Coetzee is deeply read in modernist literature and sensitive to the need of these writers, in the face of dislocation and violence, to break with traditional forms as a matter of urgency. A recurring idea in these essays is that the interrogation of style and technique is not superficial, but fundamental to literature’s purpose. Walser’s prose writings, though ironic and fragmentary, are ultimately an exercise in self-examination: in his own words, they form one ‘long, plotless, realistic story’ that is a ‘cut up or disjointed book of the self [Ich-buch]’. Robert Musil derived from Nietzsche ‘a recognition that art can itself be a form of intellectual exploration’ and ‘a mode of philosophising, aphoristic rather than systematic’. At the time of his death, Walter Benjamin was working toward an ambitious new form of criticism in which allegory ‘could take over the role of abstract thought’, creating ‘meanings that do not need the intrusion of theory’. The essay on Paul Celan is a fascinating discussion of his struggle to find a way to write poetry in German after the language had been so thoroughly debased by Nazism.

Inner Workings’s engagement with American writers is interesting for slightly different reasons. Coetzee’s reserved manner does not have a natural affinity with the brash assertiveness of the American literary tradition, but he brings the critical potential of this distance to bear effectively. This is apparent in the essay on Saul Bellow’s early fiction, in which Coetzee downplays the merits of Bellow’s celebrated third novel, The Adventures of Augie March (1953). Augie’s distinctively American voice has its appeal: ‘Not since Mark Twain had an American handled the demotic with such verve.’ But this energetic self-projection also lapses into ‘portentous rumination and gaseous language’, and undercuts the novel’s capacity for intelligent reflection. Citing a particularly jittery passage, he asks: ‘At what point does [Augie’s] absorption in the here and now turn to idiocy?’

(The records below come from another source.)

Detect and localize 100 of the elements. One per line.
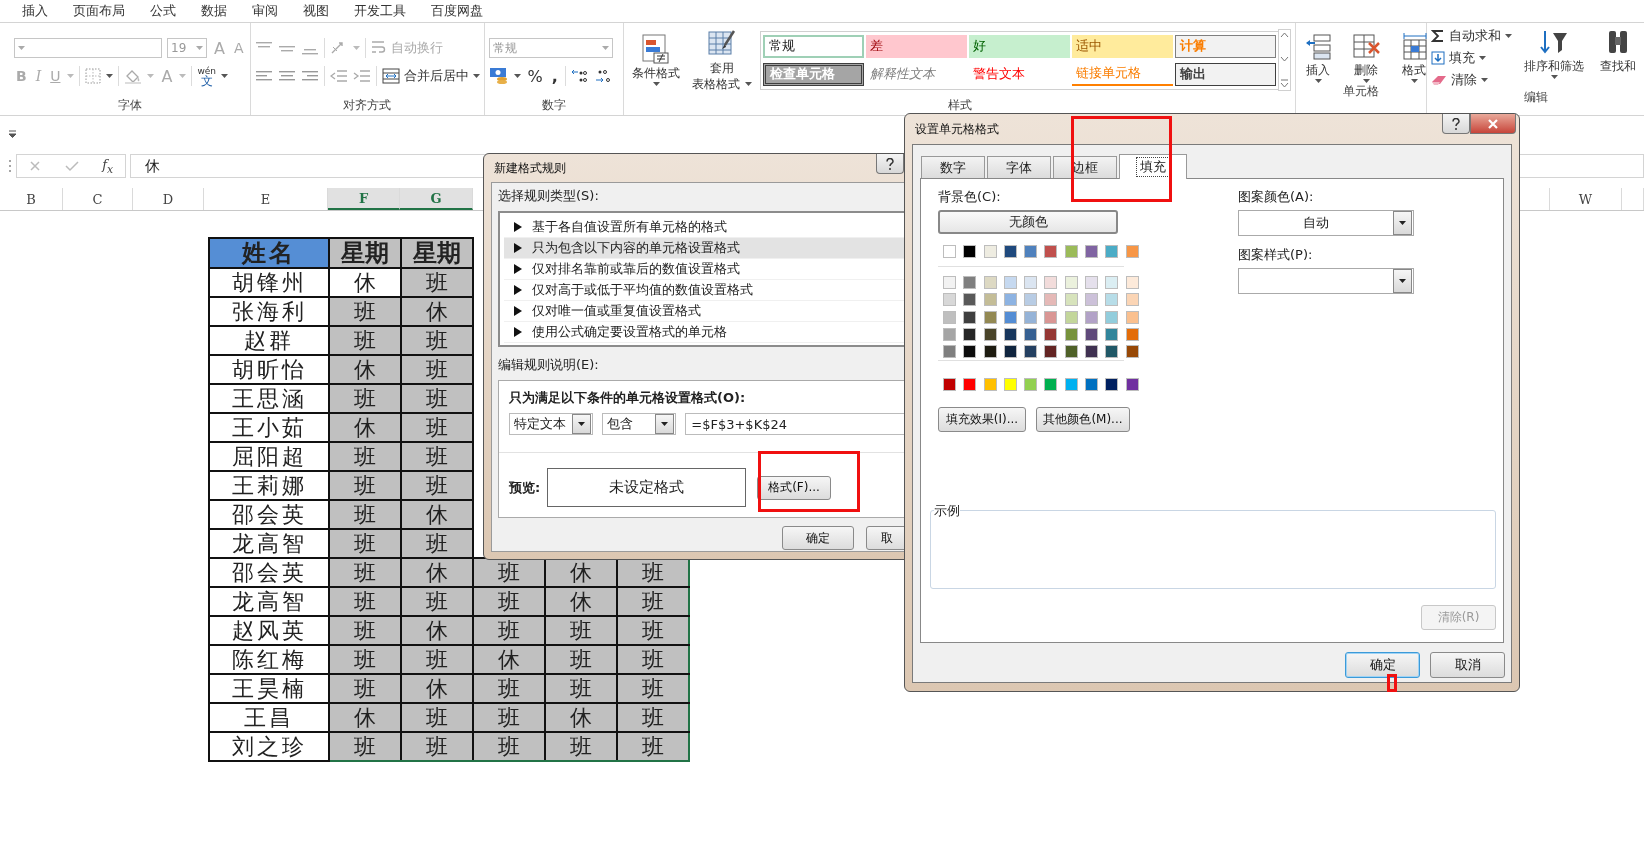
paint-bucket-icon[interactable]: [124, 68, 143, 84]
dialog-tab[interactable]: 数字: [921, 156, 985, 178]
cell-style-item[interactable]: 警告文本: [969, 62, 1070, 86]
color-swatch[interactable]: [1003, 378, 1017, 392]
ribbon-tab[interactable]: 审阅: [240, 0, 291, 22]
merge-center-button[interactable]: 合并后居中: [381, 67, 480, 85]
condition-type-dropdown[interactable]: 特定文本: [509, 413, 594, 435]
insert-function-button[interactable]: f$_{x}$: [102, 156, 114, 176]
gallery-scrollbar[interactable]: [1278, 29, 1291, 91]
caret-icon[interactable]: [1505, 34, 1512, 38]
cell-style-item[interactable]: 适中: [1072, 34, 1173, 58]
color-swatch[interactable]: [963, 327, 977, 341]
cancel-icon[interactable]: [28, 160, 41, 172]
help-button[interactable]: [876, 154, 904, 174]
dialog-tab[interactable]: 填充: [1119, 154, 1187, 179]
color-swatch[interactable]: [983, 327, 997, 341]
color-swatch[interactable]: [1044, 327, 1058, 341]
column-header[interactable]: C: [63, 188, 133, 210]
fill-effects-button[interactable]: 填充效果(I)...: [938, 407, 1026, 433]
confirm-icon[interactable]: [64, 160, 79, 172]
color-swatch[interactable]: [1105, 293, 1119, 307]
caret-icon[interactable]: [106, 74, 114, 78]
color-swatch[interactable]: [1003, 327, 1017, 341]
caret-icon[interactable]: [1399, 221, 1406, 225]
color-swatch[interactable]: [1024, 245, 1038, 259]
operator-dropdown[interactable]: 包含: [602, 413, 677, 435]
color-swatch[interactable]: [943, 293, 956, 307]
ribbon-tab[interactable]: 视图: [291, 0, 342, 22]
delete-button[interactable]: 删除: [1348, 31, 1384, 83]
color-swatch[interactable]: [1085, 327, 1099, 341]
caret-icon[interactable]: [652, 82, 660, 86]
ribbon-tab[interactable]: 插入: [10, 0, 61, 22]
color-swatch[interactable]: [1044, 293, 1058, 307]
color-swatch[interactable]: [1125, 345, 1139, 359]
color-swatch[interactable]: [1003, 245, 1017, 259]
customize-toolbar-icon[interactable]: [8, 130, 17, 138]
color-swatch[interactable]: [1064, 245, 1078, 259]
color-swatch[interactable]: [963, 310, 977, 324]
column-header[interactable]: F: [328, 188, 400, 210]
help-button[interactable]: [1442, 114, 1470, 134]
color-swatch[interactable]: [1064, 327, 1078, 341]
ribbon-tab[interactable]: 百度网盘: [419, 0, 496, 22]
color-swatch[interactable]: [1085, 345, 1099, 359]
color-swatch[interactable]: [1105, 378, 1119, 392]
color-swatch[interactable]: [963, 293, 977, 307]
caret-icon[interactable]: [1314, 79, 1322, 83]
color-swatch[interactable]: [1064, 345, 1078, 359]
color-swatch[interactable]: [943, 378, 956, 392]
increase-indent-icon[interactable]: [352, 69, 371, 83]
conditional-format-button[interactable]: 条件格式: [628, 34, 684, 86]
color-swatch[interactable]: [943, 276, 956, 290]
color-swatch[interactable]: [1024, 276, 1038, 290]
caret-icon[interactable]: [472, 74, 480, 78]
color-swatch[interactable]: [1024, 378, 1038, 392]
caret-icon[interactable]: [1481, 78, 1488, 82]
cancel-button[interactable]: 取消: [1430, 652, 1505, 678]
color-swatch[interactable]: [1125, 245, 1139, 259]
insert-button[interactable]: 插入: [1300, 31, 1336, 83]
color-swatch[interactable]: [1003, 345, 1017, 359]
color-swatch[interactable]: [963, 378, 977, 392]
color-swatch[interactable]: [943, 345, 956, 359]
decrease-indent-icon[interactable]: [329, 69, 348, 83]
color-swatch[interactable]: [1024, 327, 1038, 341]
color-swatch[interactable]: [1105, 276, 1119, 290]
color-swatch[interactable]: [943, 310, 956, 324]
percent-button[interactable]: %: [525, 66, 545, 86]
ribbon-tab[interactable]: 页面布局: [61, 0, 138, 22]
color-swatch[interactable]: [1085, 378, 1099, 392]
color-swatch[interactable]: [943, 245, 956, 259]
cell-style-item[interactable]: 差: [866, 34, 967, 58]
color-swatch[interactable]: [1044, 345, 1058, 359]
color-swatch[interactable]: [983, 345, 997, 359]
color-swatch[interactable]: [963, 276, 977, 290]
color-swatch[interactable]: [1024, 345, 1038, 359]
color-swatch[interactable]: [1105, 327, 1119, 341]
color-swatch[interactable]: [1024, 310, 1038, 324]
color-swatch[interactable]: [1085, 293, 1099, 307]
find-button[interactable]: 查找和: [1596, 27, 1640, 89]
color-swatch[interactable]: [1003, 293, 1017, 307]
column-header[interactable]: D: [133, 188, 204, 210]
ribbon-tab[interactable]: 开发工具: [342, 0, 419, 22]
autosum-button[interactable]: 自动求和: [1431, 27, 1512, 45]
ribbon-tab[interactable]: 公式: [138, 0, 189, 22]
color-swatch[interactable]: [1044, 276, 1058, 290]
color-swatch[interactable]: [1044, 310, 1058, 324]
cell-style-item[interactable]: 常规: [763, 34, 864, 58]
format-as-table-button[interactable]: 套用 表格格式: [688, 29, 756, 91]
cell-style-item[interactable]: 输出: [1175, 62, 1276, 86]
color-swatch[interactable]: [1125, 378, 1139, 392]
more-colors-button[interactable]: 其他颜色(M)...: [1036, 407, 1130, 433]
caret-icon[interactable]: [1362, 79, 1370, 83]
color-swatch[interactable]: [1044, 378, 1058, 392]
sort-filter-button[interactable]: 排序和筛选: [1520, 27, 1588, 89]
color-swatch[interactable]: [1105, 310, 1119, 324]
decrease-decimal-icon[interactable]: [593, 68, 612, 84]
color-swatch[interactable]: [1125, 293, 1139, 307]
color-swatch[interactable]: [963, 245, 977, 259]
color-swatch[interactable]: [1003, 276, 1017, 290]
caret-icon[interactable]: [1550, 75, 1558, 79]
color-swatch[interactable]: [1125, 327, 1139, 341]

Coetzee is drawn instead to Bellow’s dark, underrated, second novel, The Victim (1947), which is more ‘European’ in its atmosphere, contains some of Bellow’s ‘most masterly understated prose’, and takes its philosophical cues from existentialism and Dostoevsky. The essay is a shrewd piece of revisionist criticism, drawing the achievement of the great American writer closer to Coetzee’s own, but it also underscores the moral seriousness at the heart of Coetzee’s literary project.

Criticism is not necessarily as direct as it seems. There is always the mask of someone else’s writing to speak through. Yet artist-critics will inevitably have their judgments read as reflections upon their own work. It is hardly possible to read Coetzee’s comments on the challenges faced by Nadine Gordimer as a South African writer without the spectre of his own novels shimmering behind them. The essays in Inner Workings are, however, excellent pieces of literary criticism in their own right. They may be occasional writings, but Coetzee brings to them all the authority and intelligence that characterise his fiction.